The highly dense small cell structure filled with large number of Femtocell Base Stations (FBSs) is expected to address the increasing data demand of end users in current and upcoming generation of wireless networks. However, the large and random deployment of such devices incur severe interference which leads to significant performance degradation. To overcome this issue in the Orthogonal Frequency Division Multiple Access (OFDMA)-based femtocell networks, we propose a hierarchical technique consisting of a dynamic distributed clustering and a fog-driven resource allocation to optimize the total throughput of the network while mitigating the interference. Our fully distributed clustering method is designed so that FBSs adaptively form clusters with dynamic size based on the current status of the network and end users. Moreover, we put forward a policy-aware resource allocation method to address the intra and inter-cluster interference, which are two potential types of interference in clustering-based resource allocation techniques.

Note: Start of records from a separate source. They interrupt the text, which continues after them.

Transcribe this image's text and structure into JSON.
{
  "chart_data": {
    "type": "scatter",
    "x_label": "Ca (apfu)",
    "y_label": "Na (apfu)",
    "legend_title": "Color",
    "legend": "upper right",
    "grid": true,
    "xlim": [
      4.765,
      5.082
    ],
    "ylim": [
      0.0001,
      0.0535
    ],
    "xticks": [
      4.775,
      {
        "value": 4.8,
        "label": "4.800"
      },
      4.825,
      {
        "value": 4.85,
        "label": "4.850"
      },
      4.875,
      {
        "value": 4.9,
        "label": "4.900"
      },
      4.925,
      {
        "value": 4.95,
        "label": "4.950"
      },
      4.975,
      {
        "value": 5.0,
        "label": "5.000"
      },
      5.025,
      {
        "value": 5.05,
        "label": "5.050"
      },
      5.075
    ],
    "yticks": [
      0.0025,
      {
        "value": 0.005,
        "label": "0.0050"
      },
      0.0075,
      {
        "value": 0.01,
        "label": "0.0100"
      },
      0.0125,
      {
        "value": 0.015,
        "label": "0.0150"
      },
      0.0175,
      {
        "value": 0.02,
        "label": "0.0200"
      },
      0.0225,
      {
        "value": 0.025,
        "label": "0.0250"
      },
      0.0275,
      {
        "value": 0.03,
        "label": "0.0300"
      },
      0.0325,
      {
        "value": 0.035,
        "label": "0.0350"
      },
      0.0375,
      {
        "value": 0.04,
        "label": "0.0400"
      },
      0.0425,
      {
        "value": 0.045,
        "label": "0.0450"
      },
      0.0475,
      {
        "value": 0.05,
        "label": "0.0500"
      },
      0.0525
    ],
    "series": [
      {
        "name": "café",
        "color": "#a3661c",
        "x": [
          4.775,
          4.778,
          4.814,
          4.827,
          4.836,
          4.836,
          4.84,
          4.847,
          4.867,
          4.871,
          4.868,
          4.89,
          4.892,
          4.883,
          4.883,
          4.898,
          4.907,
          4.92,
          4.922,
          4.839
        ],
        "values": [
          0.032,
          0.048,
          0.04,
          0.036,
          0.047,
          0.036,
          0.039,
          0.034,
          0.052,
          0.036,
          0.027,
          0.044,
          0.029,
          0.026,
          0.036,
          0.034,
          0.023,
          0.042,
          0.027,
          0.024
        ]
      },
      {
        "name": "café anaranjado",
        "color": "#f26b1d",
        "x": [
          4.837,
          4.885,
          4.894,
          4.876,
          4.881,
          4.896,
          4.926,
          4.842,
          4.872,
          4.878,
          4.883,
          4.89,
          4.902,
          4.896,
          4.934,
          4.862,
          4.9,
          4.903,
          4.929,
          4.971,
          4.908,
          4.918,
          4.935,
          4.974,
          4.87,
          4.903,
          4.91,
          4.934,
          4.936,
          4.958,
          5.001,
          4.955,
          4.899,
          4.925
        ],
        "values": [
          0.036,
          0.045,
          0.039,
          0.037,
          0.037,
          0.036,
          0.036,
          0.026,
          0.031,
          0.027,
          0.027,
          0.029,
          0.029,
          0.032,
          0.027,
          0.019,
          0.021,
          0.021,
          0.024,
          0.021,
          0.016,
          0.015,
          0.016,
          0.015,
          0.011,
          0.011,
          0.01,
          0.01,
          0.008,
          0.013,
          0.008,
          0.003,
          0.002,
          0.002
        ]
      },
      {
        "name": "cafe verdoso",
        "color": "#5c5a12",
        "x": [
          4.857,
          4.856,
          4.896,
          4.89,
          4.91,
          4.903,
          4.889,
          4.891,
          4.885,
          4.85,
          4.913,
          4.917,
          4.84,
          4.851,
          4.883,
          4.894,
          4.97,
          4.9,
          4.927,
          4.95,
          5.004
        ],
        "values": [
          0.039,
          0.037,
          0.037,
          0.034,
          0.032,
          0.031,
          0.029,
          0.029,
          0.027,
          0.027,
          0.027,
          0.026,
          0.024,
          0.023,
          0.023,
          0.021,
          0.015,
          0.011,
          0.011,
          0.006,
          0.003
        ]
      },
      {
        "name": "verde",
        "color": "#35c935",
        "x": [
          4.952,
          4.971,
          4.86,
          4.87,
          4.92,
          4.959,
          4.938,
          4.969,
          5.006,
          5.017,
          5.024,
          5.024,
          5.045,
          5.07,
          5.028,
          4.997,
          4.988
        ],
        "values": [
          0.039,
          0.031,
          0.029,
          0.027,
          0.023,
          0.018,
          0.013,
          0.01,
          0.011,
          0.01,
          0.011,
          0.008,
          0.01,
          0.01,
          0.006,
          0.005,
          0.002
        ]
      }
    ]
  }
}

Since our technique carefully considers users' demands in cluster formation, there is always sufficient resources for end users in each cluster, so that each cluster head can find a resource allocation solution, by which no intra-cluster interference occurs. Besides, we employ local fog servers situated in the proximity of clusters for monitoring and assigning a set of policies to CHs for resource allocation, by which the number of inter-cluster interference can be significantly reduced. The extensive simulation results demonstrate that our proposed hierarchical technique significantly improves total throughout, interference, user satisfaction, and fairness compared to other proposed techniques in dense and ultra-dense femtocell networks.